Verónica Gago is a feminist academic. What this means is that she does not separate her activism as a feminist from her work as an academic. She is not a “pure” academic, so to speak, and feminism has never been merely an academic career for her. Actually, she is more identified with feminism than with gender studies – even though her work is widely read in that field. Verónica Gago has long been very active in powerful social movements in Latin America, including against the neoliberalization of academia. More recently, she has been involved in Marea Verde (Green Tide, on abortion rights), Ni Una Menos (Not One Less, on sexual violence), and Huelga Feminista (Feminist Strike, which also involves a feminist critique of neoliberalism). She defends a vision of academic work that relies on “militant research”.

This dual nature of Gago’s work also explains why her starting point is always grounded in the context of Argentina where she lives, mobilizes, teaches, and conducts research. More than a background, this is a legacy – a tradition dating back to the Madres de Plaza de Mayo (the Mothers of Plaza de Mayo) mobilized against the Argentinian dictatorship’s “Dirty War” in the late 1970s and early 1980s. The connection between activism and academia is a two-way street. Not only do academics such as Verónica Gago learn from their participation in social movements. There is also a strong desire for political theory among activists. One need only think of Las Tesis in Chile, a feminist choreography that has resonated throughout the world: while performed in the streets, these “theses” are a direct reference to the work of anthropologist Rita Segato, also from Argentina, on feminicide.

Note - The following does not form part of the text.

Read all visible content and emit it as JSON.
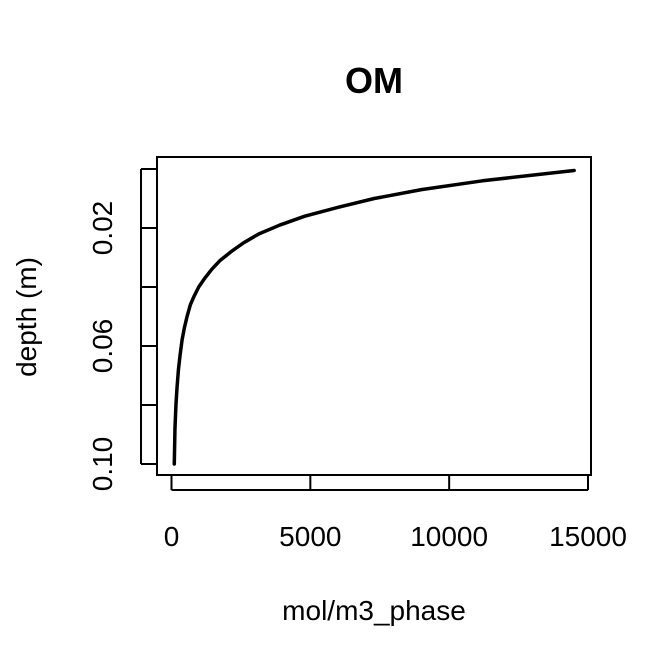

Today, the Argentinian context is of course embodied by Javier Milei, its libertarian president. Gago’s work helps us understand the genealogy of this new regime, from the 2001 collapse of the de la Rua government to the return of Peronism under the Kirchners and the presidency of Mauricio Macri. In the 1970s, Augusto Pinochet’s coup made Chile into a neoliberal laboratory, with the so-called Chicago Boys dictating the economic policy of the dictatorship. Milei’s election in 2023 makes Argentina the new Latin American laboratory, this time of neoliberalism’s latest avatar.

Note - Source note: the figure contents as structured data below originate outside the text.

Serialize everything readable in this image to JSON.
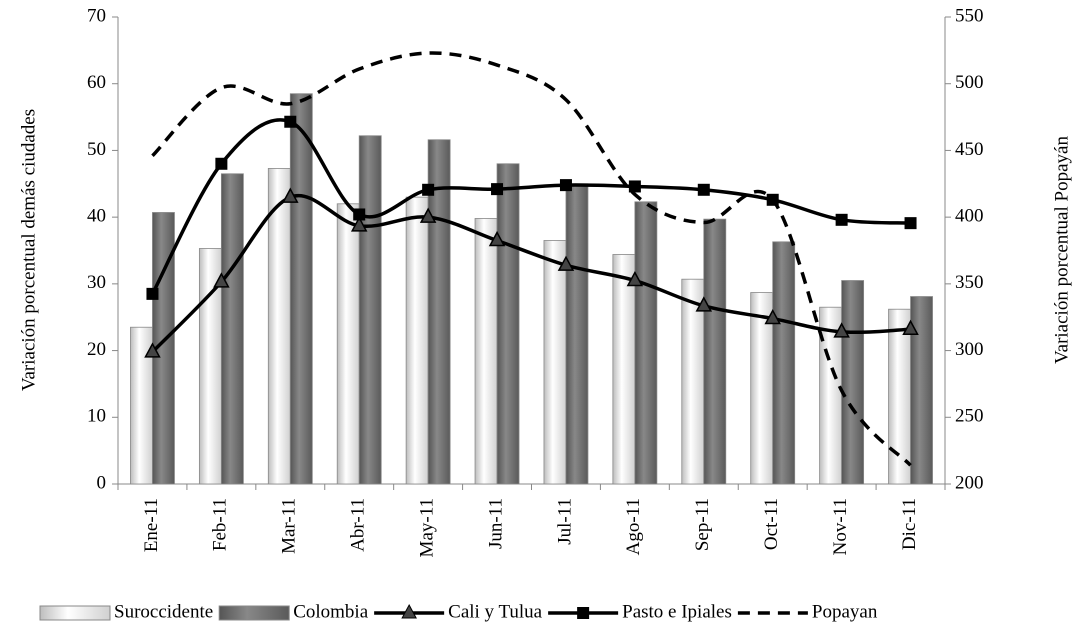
{
  "chart_data": {
    "type": "bar",
    "ylabel": "Variación porcentual demás ciudades",
    "y2label": "Variación porcentual Popayán",
    "categories": [
      "Ene-11",
      "Feb-11",
      "Mar-11",
      "Abr-11",
      "May-11",
      "Jun-11",
      "Jul-11",
      "Ago-11",
      "Sep-11",
      "Oct-11",
      "Nov-11",
      "Dic-11"
    ],
    "ylim": [
      0,
      70
    ],
    "yticks": [
      0,
      10,
      20,
      30,
      40,
      50,
      60,
      70
    ],
    "y2lim": [
      200,
      550
    ],
    "y2ticks": [
      200,
      250,
      300,
      350,
      400,
      450,
      500,
      550
    ],
    "series": [
      {
        "name": "Suroccidente",
        "type": "bar",
        "color": "#e4e4e4",
        "values": [
          23.5,
          35.3,
          47.3,
          42,
          43,
          39.8,
          36.5,
          34.4,
          30.7,
          28.7,
          26.5,
          26.2
        ]
      },
      {
        "name": "Colombia",
        "type": "bar",
        "color": "#6e6e6e",
        "values": [
          40.7,
          46.5,
          58.5,
          52.2,
          51.6,
          48,
          45,
          42.3,
          39.7,
          36.3,
          30.5,
          28.1
        ]
      },
      {
        "name": "Cali y Tulua",
        "type": "line",
        "marker": "triangle",
        "color": "#000000",
        "values": [
          19.8,
          30.3,
          43,
          38.7,
          40,
          36.5,
          32.8,
          30.5,
          26.7,
          24.8,
          22.8,
          23.2
        ]
      },
      {
        "name": "Pasto e Ipiales",
        "type": "line",
        "marker": "square",
        "color": "#000000",
        "values": [
          28.5,
          48,
          54.3,
          40.4,
          44.1,
          44.2,
          44.8,
          44.6,
          44.1,
          42.6,
          39.6,
          39.1
        ]
      },
      {
        "name": "Popayan",
        "type": "line",
        "dashed": true,
        "axis": "y2",
        "color": "#000000",
        "values": [
          446,
          497,
          485,
          511,
          523,
          514,
          488,
          417,
          396,
          413,
          270,
          214
        ]
      }
    ]
  }
}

Indeed, the new president is not merely a national figure. As the havoc wreaked in the US by the “Department of Government Efficiency” clearly shows, Milei’s “chainsaw” economics represents a model for Donald Trump’s second term. This is how Argentina is a laboratory for the new guise of “neoliberalism from above”. Yet Verónica Gago’s work has also explored the other side of this reality, starting with her book Neoliberalism From Below, first published in Spanish in 2014. After all, contrary to what happened in Chile in 197 3, fifty years later, no coup was needed in Argentina. The electoral success of Milei and others reveals how their brand of neoliberalism affects subjectivities: new political subjects do embrace his call for “freedom, damnit!” (Libertad, Carajo!) as a promise of emancipation. This makes us rethink the articulations between neoliberalism “from above” and “from below”, and thus analyze politics both in terms of economic policies and of ordinary social practices.

What Verónica Gago demonstrates, as an activist as well as an academic, is that feminism is not apart from other forms of politics; it does not only deal with issues that are specific to women, such as reproductive rights. On the contrary, it is a perspective from which we understand a wide range of economic, social, political issues. The best proof of feminism’s heuristic power is the fact that feminists have become a target for political attacks, especially in Argentina, in reaction to their popular mobilizations. And the same is true elsewhere as well: for we have witnessed international campaigns, in Europe, in Latin America, and in the United States, against the so-called “ideology of gender.”

In A Feminist Reading of the Debt, a book she co-wrote with Luci Cavallero and which is now available in Spanish, English, and French, Verónica Gago shows how neoliberalism and its mutations can be examined through the feminist lens. Politics, like finance, begins at home. She further extends her analysis to the relationship between cryptocurrency and masculinity among Milei’s and Trump’s young male supporters, as well as to the danger of national effeminacy that the Argentinian president and his American counterpart associate with welfare programs, or even trade deficits in the case of Trump.

Verónica Gago’s feminist prism uniquely draws our attention to the affective makeup of neoliberalism’s descent into neofascism: she focuses on the sadistic side of Milei’s mutant regime – namely, its overt deployment of cruelty as a mobilizing tool – but also on its masochistic side – exemplified by his frequent appeal to sacrifice, for the good of the nation or even for the sake of freedom. Her work is grounded not just in theoretical readings but also in political practices, and in the resonances between these two dimensions. Of course, today, the picture is bleak. But feminist mobilizations in Argentina and more generally in Latin America have also won important battles in the last years. Verónica Gago’s analysis (and celebration) of La Potencia Feminista (Feminist Power), her 2019 book subtitled “a desire to change everything”, can truly serve as a remedy against militant depression.